David Alsh
David Alsh

Reputation: 7649

How do I identify that an array has unique entries in MongoDB?

I have an array of strings

users: ['user1', 'user2']

If I run a search looking for exactly ['user1', 'user2'] in that order, it will find that entry. However if they are back to front, the query returns nothing.

What's the best way to compare an input array against the list in the database to determine if it is a unique entry?

Upvotes: 2

Views: 87

Answers (2)

Puneet Singh
Puneet Singh

Reputation: 3543

You can identify an unique array in a collection, by below query.

db.getCollection('mycollection').find({users:  { $size: 2, $all: [ "user1" , "user2" ]  }})

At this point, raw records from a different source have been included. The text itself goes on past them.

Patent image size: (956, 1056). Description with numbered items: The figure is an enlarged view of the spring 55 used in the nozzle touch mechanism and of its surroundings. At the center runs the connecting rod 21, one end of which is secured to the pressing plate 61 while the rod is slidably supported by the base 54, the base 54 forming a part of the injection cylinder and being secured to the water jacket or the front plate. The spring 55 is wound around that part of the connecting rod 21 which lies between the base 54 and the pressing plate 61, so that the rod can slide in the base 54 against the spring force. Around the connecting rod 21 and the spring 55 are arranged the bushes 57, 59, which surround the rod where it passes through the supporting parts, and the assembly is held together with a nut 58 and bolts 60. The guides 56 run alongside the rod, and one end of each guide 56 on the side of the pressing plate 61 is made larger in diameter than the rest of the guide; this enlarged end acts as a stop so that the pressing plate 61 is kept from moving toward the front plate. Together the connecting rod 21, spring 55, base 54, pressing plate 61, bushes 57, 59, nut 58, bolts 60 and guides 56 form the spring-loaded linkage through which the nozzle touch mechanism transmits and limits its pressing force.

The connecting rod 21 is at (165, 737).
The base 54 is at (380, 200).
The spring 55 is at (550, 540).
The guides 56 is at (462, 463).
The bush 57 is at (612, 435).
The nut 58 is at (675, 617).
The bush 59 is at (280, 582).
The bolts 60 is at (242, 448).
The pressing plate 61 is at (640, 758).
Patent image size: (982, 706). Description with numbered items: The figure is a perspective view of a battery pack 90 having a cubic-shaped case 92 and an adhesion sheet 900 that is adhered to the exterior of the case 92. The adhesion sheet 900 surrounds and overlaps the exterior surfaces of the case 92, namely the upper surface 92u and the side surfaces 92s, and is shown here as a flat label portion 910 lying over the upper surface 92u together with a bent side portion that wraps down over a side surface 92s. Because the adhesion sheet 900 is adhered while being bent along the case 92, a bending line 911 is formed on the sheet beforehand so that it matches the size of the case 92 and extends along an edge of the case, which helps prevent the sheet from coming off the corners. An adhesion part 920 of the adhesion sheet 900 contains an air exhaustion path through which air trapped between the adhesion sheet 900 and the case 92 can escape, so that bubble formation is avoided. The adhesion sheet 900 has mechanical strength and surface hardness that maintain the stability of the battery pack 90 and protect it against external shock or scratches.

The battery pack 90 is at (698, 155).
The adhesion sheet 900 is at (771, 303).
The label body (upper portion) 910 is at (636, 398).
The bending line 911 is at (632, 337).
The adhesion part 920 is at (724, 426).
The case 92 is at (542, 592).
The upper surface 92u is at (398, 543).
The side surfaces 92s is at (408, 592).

You need to mention the no. of elements in array you are checking, and check all elements in it by $all operator.

Upvotes: 1

chridam
chridam

Reputation: 103365

Using the aggregation framework with the $redact pipeline operator allows you to proccess the logical condition with the $cond operator and uses the special operations $$KEEP to "keep" the document where the logical condition is true or $$PRUNE to "remove" the document where the condition was false.

This operation is similar to having a $project pipeline that selects the fields in the collection and creates a new field that holds the result from the logical condition query and then a subsequent $match, except that $redact uses a single pipeline stage which is more efficient.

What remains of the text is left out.